Burada bedenin sanat içerisine dâhil olduğu söylenirken akla tiyatro ve benzeri gösteri sanatları da gelmektedir. Her ne kadar performansın seyirci önünde sergilenmesi ve bir şeyleri anlatmaya çalışması gerekli olsa da, performans sanatı, plastik sanatlardan ayrı durduğu gibi, tiyatro, dans gibi gösteri sanatlarından da o kadar ayrıdır. Performans sanatının temel malzemesi bedendir. Bu yüzden performans sanatında beden, ‘kendini gerçekleştiren bir metin’ olarak gündeme gelmiş; tiyatro sahnesindeki kullanımının dışına çıkmıştır. Tiyatro’da da bazı yönetmenler ya da yazarlar oyuncuların performansından çok edimsel bedene dikkat çekmiştir. Bu bakış açısı günümüz performanslarının habercisi olmuştur.

Beden sanatı, farklı toplumlarda farklı anlamlar taşımış, renkler, motifler ve kullanılan teknikler o toplumun kültürüne özgü görsel dili yansıtmıştır. Her kültüre göre değişkenlik gösteren beden sanatı, güzellik, kimlik ve bedenle ilgili sosyal değerlerin ve varsayımların yeniden sorgulanmasını gündeme getirmiştir. Örneğin Afrika kıtasında tarihin başlangıcından beri var olan, hatta mağara çizimlerinden bile daha eskiye uzanan, başta skarifikasyon, boyama, dövme olmak üzere pek çok yöntemle uygulanabilen beden sanatı, bireyin toplumdaki konumunu, inançlarını ya da etnik kökenini anlatmak adına, bedenin bir tuval olarak ele alınışı ile gerçekleştirilmiştir. Bu, özellikle Batılı güzelleşme kavramlarının çok ötesinde bir görünüm sergilemiştir). 1960-1970 yılları arasında ABD, Avrupa ve Avusturya’da etkili olan Kavramsal Sanata yakın, Performans Sanatının da doğrudan öncüsü olan Beden Sanatı ise, postmodern süreçte Batı sanatı okumalarından biri olmuştur.

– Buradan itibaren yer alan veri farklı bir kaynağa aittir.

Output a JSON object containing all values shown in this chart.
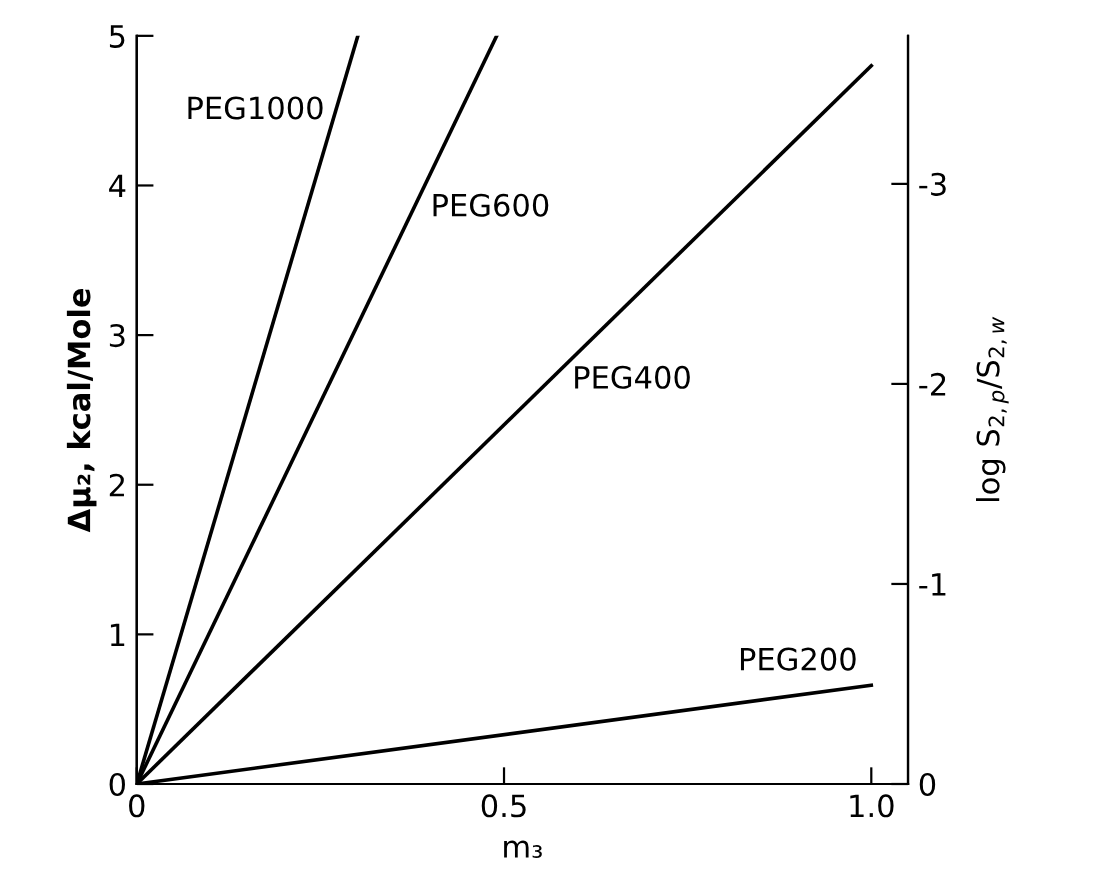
{
  "chart_data": {
    "type": "line",
    "xlabel": "m₃",
    "ylabel": "Δμ₂, kcal/Mole",
    "y2label": "log S$_{2,p}$/S$_{2,w}$",
    "series": [
      {
        "name": "PEG1000",
        "color": "#000000",
        "x": [
          0,
          0.301
        ],
        "values": [
          0,
          5
        ]
      },
      {
        "name": "PEG600",
        "color": "#000000",
        "x": [
          0,
          0.49
        ],
        "values": [
          0,
          5
        ]
      },
      {
        "name": "PEG400",
        "color": "#000000",
        "x": [
          0,
          1.0
        ],
        "values": [
          0,
          4.8
        ]
      },
      {
        "name": "PEG200",
        "color": "#000000",
        "x": [
          0,
          1.0
        ],
        "values": [
          0,
          0.66
        ]
      }
    ],
    "xlim": [
      0,
      1.05
    ],
    "xticks": [
      0,
      0.5,
      {
        "value": 1.0,
        "label": "1.0"
      }
    ],
    "ylim": [
      0,
      5
    ],
    "yticks": [
      0,
      1,
      2,
      3,
      4,
      5
    ],
    "y2lim": [
      0,
      -3.74
    ],
    "y2ticks": [
      0,
      -1,
      -2,
      -3
    ],
    "marker": "none",
    "line_style": "solid"
  }
}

Performans Sanatı zamanla Video Sanatının uygulanışındaki aşamalardan biri hâline gelmiştir. Neticede bir performansın, konserin ya da bir Happening’in video kaydı, Video Sanatının üç kategorisinden biridir. (Yapay renklendirme, biçim bozma, geri besleme, film hilesi gibi çeşitli işlemlere olanak tanıyan elektronik çalışmalara karşılık gelen deneysel video ve video heykeller gibi video medyalarının başka bir düzenin nesneleriyle birlikte kullanılmasından oluşturulan video enstalasyonları akımın diğer iki kategorisidir). Burada video bir tanık, eyleme katılan canlı bir bellektir. Sanatçının o anda yayınlanan görüntülere müdahale olanağı bulunduğundan, video pek çok performans sanatçısını etkilemiştir. (Germaner, 1997: 63).
Kalıplaşmış televizyon görüntüsünü eleştiren Video Sanatının temelleri, 1960’lı yılların başlarına dayanmaktadır. 1963 yılında Nam June Paik ve Wolf Vostel ilk kez görüntüleri bozma denemeleri yapmışlardır. Video Sanatının en ünlü temsilcisi Nam June Paik, televizyonun ortaya çıkışıyla dünyada pek çok şeyin değiştiğini, aynı aracı kullanarak vurgulamıştır. Paik’in bu dönemden sonraki tarzını oluşturan bu konu, sanatında ilk önce bant kayıtları ve özellikle enstalasyonlarla vücut bulmuştur.
1965 yılında New York’ta bir taksinin penceresinden gördüklerini kaydetmiş ve bu kaydı bir kafede izlettirmiştir. Sanatçının video heykelleri ve robotları da televizyon toplumunu ve sosyo-kültürel sonuçlarını yansıtmıştır. Video Sanatı günümüzde özellikle müze ve galerilerde, sanat festivallerinde, ender olarak da televizyon kanallarında yayınlanmaktadır (Germaner, 1997: 61-63).